Lindberg is certainly right that our colloquial use of the term hero has broadened: Teachers that inspire underprivileged children and civic leaders in blighted communities are described as heroic by virtue of their commitment to positive change rather than their exposure to risk of death. And he rightly ridicules its extension to celebrities and “truth tellers.” But even in the ancient world, civic virtues were appreciated alongside martial ones: Aristotle describes the civic as lesser because military heroism is necessary to produce the conditions for civic life.
And that is my central disagreement with Lindberg’s argument: He ascribes to political evolution a change equally explicable by increased safety. To put it another way, we apply the term mostly now to people who don’t risk death by their actions because our societies are so safe. It may be a function of increased security rather than form of government. And it may not be immutably directional — when safety is compromised, we may well revert to more martial attitudes on heroism.
Hegel’s dialectic reigns supreme in Lindberg’s thinking.

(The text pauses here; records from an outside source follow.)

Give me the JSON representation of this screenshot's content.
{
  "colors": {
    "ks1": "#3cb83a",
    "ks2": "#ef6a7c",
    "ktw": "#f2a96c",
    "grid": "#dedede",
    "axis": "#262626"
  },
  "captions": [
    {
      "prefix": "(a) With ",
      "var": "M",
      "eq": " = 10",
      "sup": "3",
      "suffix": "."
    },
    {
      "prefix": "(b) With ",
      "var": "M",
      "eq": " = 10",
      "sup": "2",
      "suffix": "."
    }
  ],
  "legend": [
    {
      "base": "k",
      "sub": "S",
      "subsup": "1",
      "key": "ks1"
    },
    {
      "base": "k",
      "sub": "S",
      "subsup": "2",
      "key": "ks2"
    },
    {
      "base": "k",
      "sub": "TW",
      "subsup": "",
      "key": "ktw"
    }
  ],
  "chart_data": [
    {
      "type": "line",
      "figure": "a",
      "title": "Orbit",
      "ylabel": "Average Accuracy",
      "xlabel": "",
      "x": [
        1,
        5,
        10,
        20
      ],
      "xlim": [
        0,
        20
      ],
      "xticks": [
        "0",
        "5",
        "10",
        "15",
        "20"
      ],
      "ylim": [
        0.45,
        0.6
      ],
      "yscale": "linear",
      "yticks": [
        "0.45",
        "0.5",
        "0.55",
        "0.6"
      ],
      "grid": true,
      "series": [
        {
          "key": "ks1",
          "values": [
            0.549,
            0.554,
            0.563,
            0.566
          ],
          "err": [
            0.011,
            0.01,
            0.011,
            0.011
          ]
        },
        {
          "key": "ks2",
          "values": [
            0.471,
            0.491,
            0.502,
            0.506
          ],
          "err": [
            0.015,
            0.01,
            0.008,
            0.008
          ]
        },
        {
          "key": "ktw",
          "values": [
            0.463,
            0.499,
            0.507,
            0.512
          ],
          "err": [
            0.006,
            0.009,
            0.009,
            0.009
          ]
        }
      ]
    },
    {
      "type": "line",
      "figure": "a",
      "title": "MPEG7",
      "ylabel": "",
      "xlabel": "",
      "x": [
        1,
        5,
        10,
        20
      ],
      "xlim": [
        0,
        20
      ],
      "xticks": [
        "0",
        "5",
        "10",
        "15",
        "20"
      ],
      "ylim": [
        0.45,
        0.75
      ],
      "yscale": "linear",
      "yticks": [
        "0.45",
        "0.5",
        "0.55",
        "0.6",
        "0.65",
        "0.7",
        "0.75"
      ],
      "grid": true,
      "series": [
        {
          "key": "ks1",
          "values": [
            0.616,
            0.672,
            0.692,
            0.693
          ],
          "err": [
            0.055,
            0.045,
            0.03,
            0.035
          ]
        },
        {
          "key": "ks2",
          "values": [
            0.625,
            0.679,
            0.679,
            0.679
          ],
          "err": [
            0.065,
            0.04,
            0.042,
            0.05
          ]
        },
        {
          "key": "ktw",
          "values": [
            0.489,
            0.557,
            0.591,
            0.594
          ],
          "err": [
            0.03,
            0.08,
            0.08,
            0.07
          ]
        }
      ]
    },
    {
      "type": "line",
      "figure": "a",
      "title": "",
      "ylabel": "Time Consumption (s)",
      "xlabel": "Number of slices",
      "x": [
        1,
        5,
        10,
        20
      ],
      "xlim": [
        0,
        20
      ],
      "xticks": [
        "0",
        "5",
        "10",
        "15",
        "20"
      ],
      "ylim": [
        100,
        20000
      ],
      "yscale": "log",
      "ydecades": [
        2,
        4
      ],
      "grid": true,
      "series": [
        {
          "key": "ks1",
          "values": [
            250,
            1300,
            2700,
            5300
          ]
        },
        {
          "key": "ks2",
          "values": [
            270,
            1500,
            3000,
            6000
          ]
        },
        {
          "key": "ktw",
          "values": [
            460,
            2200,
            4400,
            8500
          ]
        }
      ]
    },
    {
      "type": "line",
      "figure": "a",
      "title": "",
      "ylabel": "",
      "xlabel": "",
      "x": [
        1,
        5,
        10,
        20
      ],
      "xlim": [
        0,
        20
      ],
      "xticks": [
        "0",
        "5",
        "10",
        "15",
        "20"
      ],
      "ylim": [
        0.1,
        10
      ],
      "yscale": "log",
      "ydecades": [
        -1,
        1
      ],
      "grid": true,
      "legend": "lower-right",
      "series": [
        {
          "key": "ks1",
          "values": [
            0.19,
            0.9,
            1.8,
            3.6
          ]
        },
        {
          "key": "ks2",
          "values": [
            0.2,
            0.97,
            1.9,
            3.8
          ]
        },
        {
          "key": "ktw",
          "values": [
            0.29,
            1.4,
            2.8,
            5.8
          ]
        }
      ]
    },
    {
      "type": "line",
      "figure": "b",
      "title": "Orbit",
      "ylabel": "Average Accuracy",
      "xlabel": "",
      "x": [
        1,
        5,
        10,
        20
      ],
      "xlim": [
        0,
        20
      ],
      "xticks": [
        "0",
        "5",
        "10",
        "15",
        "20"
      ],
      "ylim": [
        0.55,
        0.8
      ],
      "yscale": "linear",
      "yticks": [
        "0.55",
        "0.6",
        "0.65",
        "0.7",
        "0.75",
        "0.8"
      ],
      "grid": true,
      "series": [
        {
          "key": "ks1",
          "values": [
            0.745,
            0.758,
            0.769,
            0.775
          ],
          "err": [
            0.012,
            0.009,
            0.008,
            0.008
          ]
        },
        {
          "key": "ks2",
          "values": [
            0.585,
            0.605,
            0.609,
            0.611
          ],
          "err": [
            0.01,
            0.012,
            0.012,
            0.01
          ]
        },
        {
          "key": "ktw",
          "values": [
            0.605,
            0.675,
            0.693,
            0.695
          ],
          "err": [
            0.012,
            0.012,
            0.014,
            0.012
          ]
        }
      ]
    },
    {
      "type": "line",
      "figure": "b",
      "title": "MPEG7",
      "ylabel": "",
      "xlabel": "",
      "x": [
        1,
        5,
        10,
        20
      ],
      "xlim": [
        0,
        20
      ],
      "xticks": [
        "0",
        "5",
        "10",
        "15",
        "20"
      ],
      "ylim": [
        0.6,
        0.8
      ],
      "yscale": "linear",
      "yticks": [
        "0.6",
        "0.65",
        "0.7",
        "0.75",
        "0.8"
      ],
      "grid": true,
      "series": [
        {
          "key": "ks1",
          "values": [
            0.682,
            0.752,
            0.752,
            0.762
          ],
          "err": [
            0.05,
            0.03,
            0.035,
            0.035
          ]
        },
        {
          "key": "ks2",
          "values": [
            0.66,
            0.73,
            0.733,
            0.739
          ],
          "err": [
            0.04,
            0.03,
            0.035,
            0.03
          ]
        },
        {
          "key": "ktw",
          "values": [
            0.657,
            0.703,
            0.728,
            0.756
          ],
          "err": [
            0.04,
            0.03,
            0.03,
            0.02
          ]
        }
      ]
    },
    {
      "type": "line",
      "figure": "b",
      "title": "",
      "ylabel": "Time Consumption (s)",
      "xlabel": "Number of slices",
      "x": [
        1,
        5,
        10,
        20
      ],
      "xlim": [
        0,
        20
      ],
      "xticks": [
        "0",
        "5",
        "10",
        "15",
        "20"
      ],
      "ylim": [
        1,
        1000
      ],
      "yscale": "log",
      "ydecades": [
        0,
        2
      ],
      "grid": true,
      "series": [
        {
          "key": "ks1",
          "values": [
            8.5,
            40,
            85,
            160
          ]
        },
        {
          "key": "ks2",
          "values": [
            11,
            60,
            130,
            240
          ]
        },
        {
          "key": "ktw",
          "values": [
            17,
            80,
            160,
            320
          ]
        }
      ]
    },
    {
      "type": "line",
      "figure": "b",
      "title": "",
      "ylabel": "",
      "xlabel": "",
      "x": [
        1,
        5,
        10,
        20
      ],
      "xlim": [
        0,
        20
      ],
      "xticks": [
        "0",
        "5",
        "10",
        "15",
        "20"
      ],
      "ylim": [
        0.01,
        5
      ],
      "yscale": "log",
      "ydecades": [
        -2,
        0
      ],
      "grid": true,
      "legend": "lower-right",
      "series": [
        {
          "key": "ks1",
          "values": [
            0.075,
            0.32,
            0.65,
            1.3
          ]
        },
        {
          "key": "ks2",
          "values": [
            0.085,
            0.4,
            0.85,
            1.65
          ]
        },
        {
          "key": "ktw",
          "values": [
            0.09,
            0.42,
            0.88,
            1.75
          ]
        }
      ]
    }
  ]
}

He admirably cannot celebrate the luxurious modernity of heroic schoolteachers without worrying that paradigm contains within it the seeds of its own destruction. He can imagine it occurring either with a bang (the rise of a Hitlerian villain with the power to subjugate societies grown weak) or a whimper (“the gradual abandonment of the classically liberal principles that animate the modern world and provide its dynamism”). It is the fingerprint of this book that its author, an advocate of not only the universality of Western values, but also of international institutions like the International Criminal Court to enforce them, also worries about the risks of their expansion.
Tod Lindberg worries a lot. A lot. His concerns about the changing nature of heroism and what it means for our safety make for a wonderful and important book.
Kori Schake, Ph.D. is a fellow at Stanford University’s Hoover Institution.